Even more late, but in case it's helpful to anyone else: I found that the Excel's
LOGNORM.DIST(x,Ln(mean),standard_dev,TRUE)
provides the same results as python's
from scipy.stats import lognorm
lognorm.cdf(x,sigma,0,mean)
Likewise, Excel's
LOGNORM.DIST(x,Ln(mean),standard_dev,FALSE)
seems equivalent to Python's
from scipy.stats import lognorm
lognorm.pdf(x,sigma,0,mean).
#lucas' answer has the usage down pat. As a code example, you could use
import math
from scipy import stats
# standard deviation of normal distribution
sigma = 0.859455801705594
# mean of normal distribution
mu = 0.418749176686875
# hopefully, total is the value where you need the cdf
total = 37
frozen_lognorm = stats.lognorm(s=sigma, scale=math.exp(mu))

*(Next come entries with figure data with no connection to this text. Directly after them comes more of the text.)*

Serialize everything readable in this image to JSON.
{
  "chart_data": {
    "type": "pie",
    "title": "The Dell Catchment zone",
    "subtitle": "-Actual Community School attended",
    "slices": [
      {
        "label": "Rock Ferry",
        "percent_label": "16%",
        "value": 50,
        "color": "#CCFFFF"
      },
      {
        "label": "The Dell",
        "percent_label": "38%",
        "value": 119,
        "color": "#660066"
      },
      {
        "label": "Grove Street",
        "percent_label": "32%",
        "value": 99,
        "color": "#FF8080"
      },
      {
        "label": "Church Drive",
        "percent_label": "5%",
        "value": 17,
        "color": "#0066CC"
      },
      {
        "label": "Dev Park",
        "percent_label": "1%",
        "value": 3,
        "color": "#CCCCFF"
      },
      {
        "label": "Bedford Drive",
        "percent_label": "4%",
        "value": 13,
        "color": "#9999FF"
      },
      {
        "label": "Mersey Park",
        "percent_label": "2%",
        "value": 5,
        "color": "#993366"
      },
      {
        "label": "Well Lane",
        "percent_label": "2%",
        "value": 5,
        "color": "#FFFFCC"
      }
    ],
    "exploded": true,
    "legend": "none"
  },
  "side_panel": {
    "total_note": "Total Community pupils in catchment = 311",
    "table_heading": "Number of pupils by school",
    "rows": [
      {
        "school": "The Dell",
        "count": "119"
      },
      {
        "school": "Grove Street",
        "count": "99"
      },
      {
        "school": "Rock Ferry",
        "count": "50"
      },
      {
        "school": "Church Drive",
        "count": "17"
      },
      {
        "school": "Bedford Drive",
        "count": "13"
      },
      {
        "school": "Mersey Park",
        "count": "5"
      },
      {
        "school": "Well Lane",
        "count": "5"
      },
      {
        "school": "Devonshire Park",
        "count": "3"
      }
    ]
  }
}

frozen_lognorm.cdf(total) # use whatever function and value you need here
Known mean and stddev of the lognormal distribution
In case someone is looking for it, here is a solution for getting the scipy.stats.lognorm distribution if the mean mu and standard deviation sigma of the lognormal distribution are known. In this case we have to calculate the stats.lognorm parameters from the known mu and sigma like so:
import numpy as np
from scipy import stats
mu = 10
sigma = 3
a = 1 + (sigma / mu) ** 2
s = np.sqrt(np.log(a))
scale = mu / np.sqrt(a)
This was obtained by looking into the implementation of the variance and mean calculations in the stats.lognorm.stats method and essentially reversing it (solving for the input).

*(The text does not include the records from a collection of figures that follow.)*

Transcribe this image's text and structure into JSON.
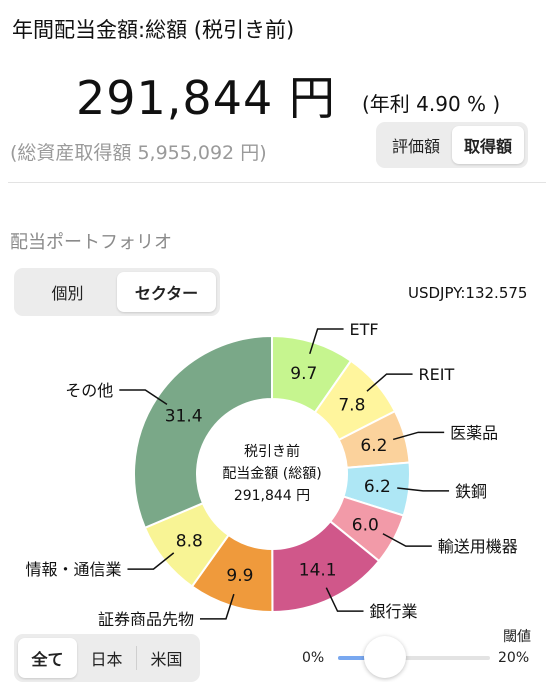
{
  "header": {
    "title": "年間配当金額:総額 (税引き前)",
    "amount": "291,844 円",
    "rate": "(年利 4.90 % )",
    "total_assets": "(総資産取得額 5,955,092 円)"
  },
  "value_toggle": {
    "options": [
      "評価額",
      "取得額"
    ],
    "selected": "取得額"
  },
  "portfolio": {
    "title": "配当ポートフォリオ",
    "view_toggle": {
      "options": [
        "個別",
        "セクター"
      ],
      "selected": "セクター"
    },
    "fx_rate": "USDJPY:132.575"
  },
  "chart_center": {
    "line1": "税引き前",
    "line2": "配当金額 (総額)",
    "line3": "291,844 円"
  },
  "chart_data": {
    "type": "pie",
    "donut": true,
    "slices": [
      {
        "name": "ETF",
        "value": 9.7,
        "label": "9.7",
        "color": "#c6f58f"
      },
      {
        "name": "REIT",
        "value": 7.8,
        "label": "7.8",
        "color": "#fff59d"
      },
      {
        "name": "医薬品",
        "value": 6.2,
        "label": "6.2",
        "color": "#fbd29c"
      },
      {
        "name": "鉄鋼",
        "value": 6.2,
        "label": "6.2",
        "color": "#aee7f5"
      },
      {
        "name": "輸送用機器",
        "value": 6.0,
        "label": "6.0",
        "color": "#f29aa8"
      },
      {
        "name": "銀行業",
        "value": 14.1,
        "label": "14.1",
        "color": "#d0578a"
      },
      {
        "name": "証券商品先物",
        "value": 9.9,
        "label": "9.9",
        "color": "#ef9a3c"
      },
      {
        "name": "情報・通信業",
        "value": 8.8,
        "label": "8.8",
        "color": "#f8f495"
      },
      {
        "name": "その他",
        "value": 31.4,
        "label": "31.4",
        "color": "#7aa888"
      }
    ]
  },
  "filter_toggle": {
    "options": [
      "全て",
      "日本",
      "米国"
    ],
    "selected": "全て"
  },
  "threshold": {
    "label": "閾値",
    "min_label": "0%",
    "max_label": "20%",
    "value_fraction": 0.27
  }
}
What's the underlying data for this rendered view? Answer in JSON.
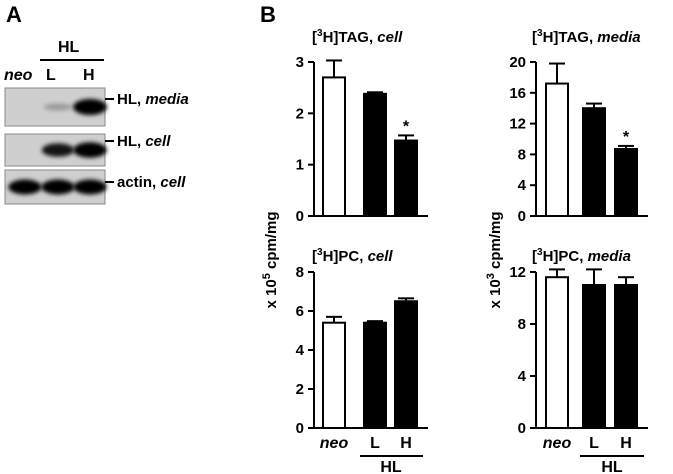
{
  "figure": {
    "panel_a": {
      "letter": "A",
      "group_label": "HL",
      "lanes": [
        "neo",
        "L",
        "H"
      ],
      "bands": [
        {
          "label": "HL, ",
          "label_italic": "media",
          "intensity": [
            0.0,
            0.1,
            1.0
          ]
        },
        {
          "label": "HL, ",
          "label_italic": "cell",
          "intensity": [
            0.0,
            0.75,
            0.95
          ]
        },
        {
          "label": "actin, ",
          "label_italic": "cell",
          "intensity": [
            0.9,
            0.9,
            0.9
          ]
        }
      ]
    },
    "panel_b": {
      "letter": "B",
      "ylabel_left": {
        "prefix": "x 10",
        "exp": "5",
        "suffix": " cpm/mg"
      },
      "ylabel_right": {
        "prefix": "x 10",
        "exp": "3",
        "suffix": " cpm/mg"
      },
      "categories": [
        "neo",
        "L",
        "H"
      ],
      "group_label": "HL"
    }
  },
  "chart_data": [
    {
      "type": "bar",
      "title": {
        "pre": "[",
        "sup": "3",
        "main": "H]TAG, ",
        "italic": "cell"
      },
      "categories": [
        "neo",
        "L",
        "H"
      ],
      "values": [
        2.7,
        2.38,
        1.47
      ],
      "errors": [
        0.33,
        0.03,
        0.1
      ],
      "significant": [
        false,
        false,
        true
      ],
      "fills": [
        "#ffffff",
        "#000000",
        "#000000"
      ],
      "ylim": [
        0,
        3
      ],
      "yticks": [
        0,
        1,
        2,
        3
      ],
      "star": "*"
    },
    {
      "type": "bar",
      "title": {
        "pre": "[",
        "sup": "3",
        "main": "H]TAG, ",
        "italic": "media"
      },
      "categories": [
        "neo",
        "L",
        "H"
      ],
      "values": [
        17.2,
        14.0,
        8.7
      ],
      "errors": [
        2.6,
        0.6,
        0.4
      ],
      "significant": [
        false,
        false,
        true
      ],
      "fills": [
        "#ffffff",
        "#000000",
        "#000000"
      ],
      "ylim": [
        0,
        20
      ],
      "yticks": [
        0,
        4,
        8,
        12,
        16,
        20
      ],
      "star": "*"
    },
    {
      "type": "bar",
      "title": {
        "pre": "[",
        "sup": "3",
        "main": "H]PC, ",
        "italic": "cell"
      },
      "categories": [
        "neo",
        "L",
        "H"
      ],
      "values": [
        5.4,
        5.4,
        6.5
      ],
      "errors": [
        0.3,
        0.08,
        0.15
      ],
      "significant": [
        false,
        false,
        false
      ],
      "fills": [
        "#ffffff",
        "#000000",
        "#000000"
      ],
      "ylim": [
        0,
        8
      ],
      "yticks": [
        0,
        2,
        4,
        6,
        8
      ],
      "star": "*"
    },
    {
      "type": "bar",
      "title": {
        "pre": "[",
        "sup": "3",
        "main": "H]PC, ",
        "italic": "media"
      },
      "categories": [
        "neo",
        "L",
        "H"
      ],
      "values": [
        11.6,
        11.0,
        11.0
      ],
      "errors": [
        0.6,
        1.2,
        0.6
      ],
      "significant": [
        false,
        false,
        false
      ],
      "fills": [
        "#ffffff",
        "#000000",
        "#000000"
      ],
      "ylim": [
        0,
        12
      ],
      "yticks": [
        0,
        4,
        8,
        12
      ],
      "star": "*"
    }
  ]
}
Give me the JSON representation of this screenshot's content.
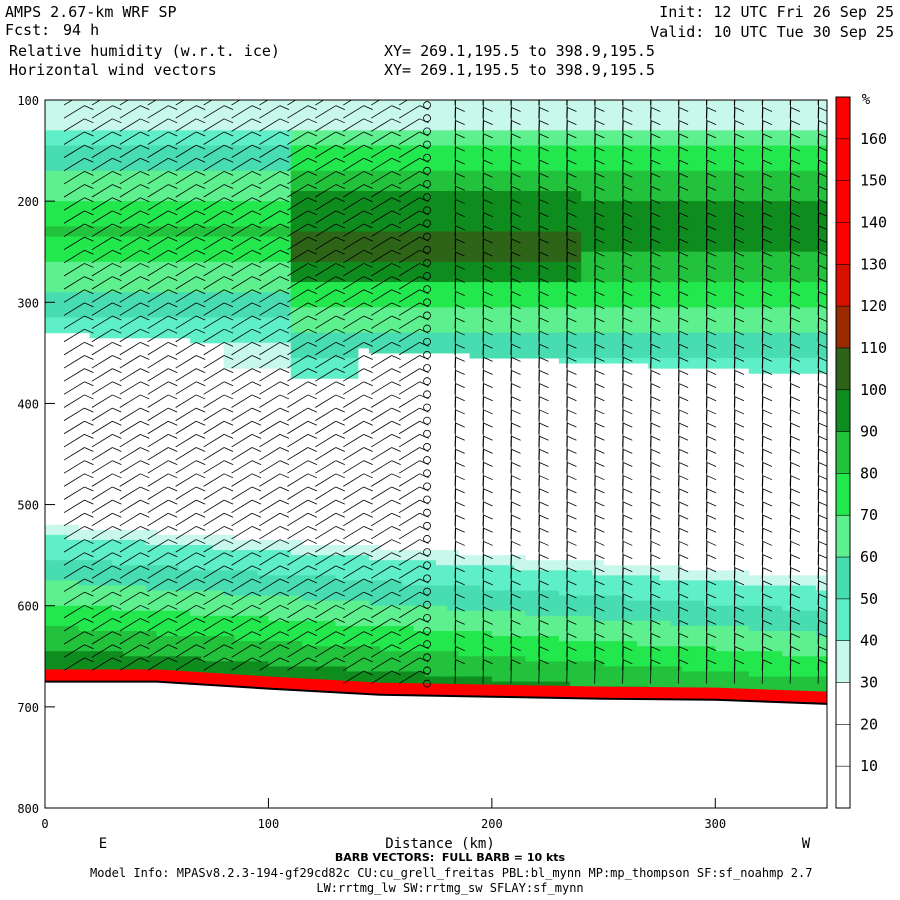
{
  "header": {
    "model": "AMPS 2.67-km WRF SP",
    "fcst_label": "Fcst:",
    "fcst_value": "94 h",
    "field1": "Relative humidity (w.r.t. ice)",
    "field2": "Horizontal wind vectors",
    "init": "Init: 12 UTC Fri 26 Sep 25",
    "valid": "Valid: 10 UTC Tue 30 Sep 25",
    "xy1": "XY= 269.1,195.5 to 398.9,195.5",
    "xy2": "XY= 269.1,195.5 to 398.9,195.5"
  },
  "footer": {
    "barb_note": "BARB VECTORS:  FULL BARB = 10 kts",
    "model_info": "Model Info: MPASv8.2.3-194-gf29cd82c CU:cu_grell_freitas PBL:bl_mynn MP:mp_thompson SF:sf_noahmp 2.7",
    "model_info2": "LW:rrtmg_lw SW:rrtmg_sw SFLAY:sf_mynn"
  },
  "chart_data": {
    "type": "heatmap",
    "title": "Relative humidity (w.r.t. ice)",
    "xlabel": "Distance (km)",
    "ylabel": "",
    "xlim": [
      0,
      350
    ],
    "ylim": [
      800,
      100
    ],
    "x_ticks": [
      "0",
      "100",
      "200",
      "300"
    ],
    "y_ticks": [
      "100",
      "200",
      "300",
      "400",
      "500",
      "600",
      "700",
      "800"
    ],
    "x_end_labels": {
      "left": "E",
      "right": "W"
    },
    "colorbar": {
      "unit": "%",
      "levels": [
        10,
        20,
        30,
        40,
        50,
        60,
        70,
        80,
        90,
        100,
        110,
        120,
        130,
        140,
        150,
        160
      ],
      "tick_labels": [
        "10",
        "20",
        "30",
        "40",
        "50",
        "60",
        "70",
        "80",
        "90",
        "100",
        "110",
        "120",
        "130",
        "140",
        "150",
        "160"
      ],
      "colors": [
        "#ffffff",
        "#ffffff",
        "#ffffff",
        "#c8f8ec",
        "#5eeec8",
        "#48ddb0",
        "#5ef08e",
        "#22e84e",
        "#22c23c",
        "#0f8c1e",
        "#2e6418",
        "#9a2a00",
        "#d81000",
        "#ff0000",
        "#ff0000",
        "#ff0000",
        "#ff0000"
      ]
    },
    "terrain_top_pressure": [
      {
        "x": 0,
        "p": 675
      },
      {
        "x": 50,
        "p": 675
      },
      {
        "x": 100,
        "p": 682
      },
      {
        "x": 150,
        "p": 688
      },
      {
        "x": 200,
        "p": 690
      },
      {
        "x": 250,
        "p": 692
      },
      {
        "x": 300,
        "p": 693
      },
      {
        "x": 350,
        "p": 697
      }
    ],
    "wind_barb_note": "FULL BARB = 10 kts"
  }
}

Then we can initialize the frozen distribution instance
distr = stats.lognorm(s, 0, scale)
# generate some randomvals
randomvals = distr.rvs(1_000_000)
# calculate mean and variance using the dedicated method
mu_stats, var_stats = distr.stats("mv")
Compare means and stddevs from input, randomvals and analytical solution from distr.stats:
print(f"""
Mean Std
----------------------------
Input: {mu:6.2f} {sigma:6.2f}
Randomvals: {randomvals.mean():6.2f} {randomvals.std():6.2f}
lognorm.stats: {mu_stats:6.2f} {np.sqrt(var_stats):6.2f}
""")
Mean Std
----------------------------
Input: 10.00 3.00
Randomvals: 10.00 3.00
lognorm.stats: 10.00 3.00
Plot PDF from stats.lognorm and histogram of the random values:
import holoviews as hv
hv.extension('bokeh')
x = np.linspace(0, 30, 301)
counts, _ = np.histogram(randomvals, bins=x)
counts = counts / counts.sum() / (x[1] - x[0])
(hv.Histogram((counts, x))
* hv.Curve((x, distr.pdf(x))).opts(color="r").opts(width=900))
If you read this and just want a function with the behaviour similar to lnorm in R. Well, then relieve yourself from violent anger and use numpy's numpy.random.lognormal.